Over the last two days of our stay in Ireland we spent time with Lindsey, another cousin of my father’s. Although Lindsey and I are close in age we had never met before this trip to Ireland. The rain was falling outside so it was a great opportunity to focus on catching up on a life time (well, make a start at least!) and discuss our shared interested in tracking down the family history. We have both become hooked on the detective work of searching online records for clues about our ancestors lives and stories, and regularly exchange emails about our discoveries.
Linen features strongly in our family history so it seemed appropriate to visit the Lisburn museum and their Flax to Fabric exhibition. It was fascinating to see the process of linen production and to realise the impact of the mechanisation of what had been a domestic industry for generations. The looms in their collection would have been housed in weavers’ cottages, their punch cards determine the jacquard pattern in the weave. There was one storage box on display with the name Greeves on it, sadly too high up to photograph well, but it was physical evidence of my 3x great grandfather John Greeves’ factory, his Linen Spinning mill in the Falls Road area of Belfast. The photograph is from the online collection from Belfast Live
With Lindsey we went to Oxford Island and the Lough Neagh Discovery Centre. In better weather we would probably have walked, but instead we talked. As well as the beautiful location the Discovery Centre had another bonus, an amazing local history collection including over 700 Quaker books and publications. We met the archivist, and he was keen to help us with our search for more clues to the stories of our family in this area.

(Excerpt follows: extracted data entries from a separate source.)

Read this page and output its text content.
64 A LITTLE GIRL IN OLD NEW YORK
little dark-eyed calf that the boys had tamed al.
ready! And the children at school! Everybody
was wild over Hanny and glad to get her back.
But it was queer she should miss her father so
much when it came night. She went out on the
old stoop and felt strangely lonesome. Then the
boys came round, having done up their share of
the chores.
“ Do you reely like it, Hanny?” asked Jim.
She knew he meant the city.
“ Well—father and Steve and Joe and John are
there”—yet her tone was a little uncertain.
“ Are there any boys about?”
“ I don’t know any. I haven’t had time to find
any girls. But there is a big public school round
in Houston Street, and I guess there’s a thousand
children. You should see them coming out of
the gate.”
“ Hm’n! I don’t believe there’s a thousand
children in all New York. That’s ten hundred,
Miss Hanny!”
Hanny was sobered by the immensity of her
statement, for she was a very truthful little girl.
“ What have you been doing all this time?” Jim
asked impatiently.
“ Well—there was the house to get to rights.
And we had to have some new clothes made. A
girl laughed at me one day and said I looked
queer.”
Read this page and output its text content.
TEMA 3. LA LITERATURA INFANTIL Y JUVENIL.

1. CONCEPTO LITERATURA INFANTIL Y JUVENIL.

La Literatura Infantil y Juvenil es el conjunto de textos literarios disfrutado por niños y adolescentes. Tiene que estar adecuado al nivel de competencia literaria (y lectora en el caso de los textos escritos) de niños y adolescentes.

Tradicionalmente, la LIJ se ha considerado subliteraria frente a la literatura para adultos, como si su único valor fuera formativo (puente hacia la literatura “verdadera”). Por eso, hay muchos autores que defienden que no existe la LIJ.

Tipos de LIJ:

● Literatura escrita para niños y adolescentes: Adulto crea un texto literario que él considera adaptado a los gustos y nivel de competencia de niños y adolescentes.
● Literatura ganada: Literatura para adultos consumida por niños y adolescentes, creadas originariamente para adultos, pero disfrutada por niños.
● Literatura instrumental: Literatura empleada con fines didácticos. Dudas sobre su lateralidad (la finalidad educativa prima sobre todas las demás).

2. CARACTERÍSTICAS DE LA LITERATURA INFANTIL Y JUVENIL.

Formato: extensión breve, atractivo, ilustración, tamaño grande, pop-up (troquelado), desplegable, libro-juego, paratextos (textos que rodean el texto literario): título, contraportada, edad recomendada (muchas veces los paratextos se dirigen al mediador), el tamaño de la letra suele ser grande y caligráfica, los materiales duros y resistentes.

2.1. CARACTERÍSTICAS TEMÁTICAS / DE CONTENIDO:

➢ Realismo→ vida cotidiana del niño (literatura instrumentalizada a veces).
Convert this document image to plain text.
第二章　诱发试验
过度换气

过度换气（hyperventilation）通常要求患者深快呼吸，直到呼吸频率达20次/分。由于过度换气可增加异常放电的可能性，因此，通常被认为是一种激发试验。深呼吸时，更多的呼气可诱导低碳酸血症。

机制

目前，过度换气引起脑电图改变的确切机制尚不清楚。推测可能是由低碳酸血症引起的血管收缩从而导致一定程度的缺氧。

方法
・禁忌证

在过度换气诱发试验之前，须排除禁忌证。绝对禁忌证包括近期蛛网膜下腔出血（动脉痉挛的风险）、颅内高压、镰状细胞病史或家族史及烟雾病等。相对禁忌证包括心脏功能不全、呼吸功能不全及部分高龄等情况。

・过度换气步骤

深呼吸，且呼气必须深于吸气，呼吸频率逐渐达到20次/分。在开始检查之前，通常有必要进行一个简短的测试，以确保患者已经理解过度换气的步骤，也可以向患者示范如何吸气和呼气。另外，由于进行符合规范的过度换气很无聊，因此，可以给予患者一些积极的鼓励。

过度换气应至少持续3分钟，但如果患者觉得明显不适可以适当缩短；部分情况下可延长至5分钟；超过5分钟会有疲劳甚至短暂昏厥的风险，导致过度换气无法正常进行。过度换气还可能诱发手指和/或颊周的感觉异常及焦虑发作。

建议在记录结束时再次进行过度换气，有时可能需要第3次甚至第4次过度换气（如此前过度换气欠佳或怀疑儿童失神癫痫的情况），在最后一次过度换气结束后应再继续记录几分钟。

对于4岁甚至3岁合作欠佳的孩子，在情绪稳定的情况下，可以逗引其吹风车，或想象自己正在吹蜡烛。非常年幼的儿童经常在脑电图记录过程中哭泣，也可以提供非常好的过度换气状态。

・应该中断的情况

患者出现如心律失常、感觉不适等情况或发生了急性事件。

Our final stop before heading to the airport for our flight home was another place of preservation – the National Trust property Castle Ward. On the shores of Strangford Lough we enjoyed a wander around the Old Castle farm with its turreted tower, and then a tour of the the 18th Century house, a strange mixture of Georgian and Gothic. The National Trust does an amazing job of conserving so many historic buildings enabling us to see architecture and interiors we would never be able to see other wise. Their conservation principles are to manage the land, structures and collections in their care “ensuring that their special qualities are protected, enhanced, enjoyed and understood by present and future generations”. Ironically Castle Ward is a site of the filming of Winterfell in Game of Thrones, raising interesting questions in my mind about historical reality and the nature of historical fiction and fantasy novels.
However, and why ever, we study history, to unearth forgotten facts or create fiction and fantasy, thank you to all those whose work of preservation and conservation enable us to access and understand truths about our past and present (and future?)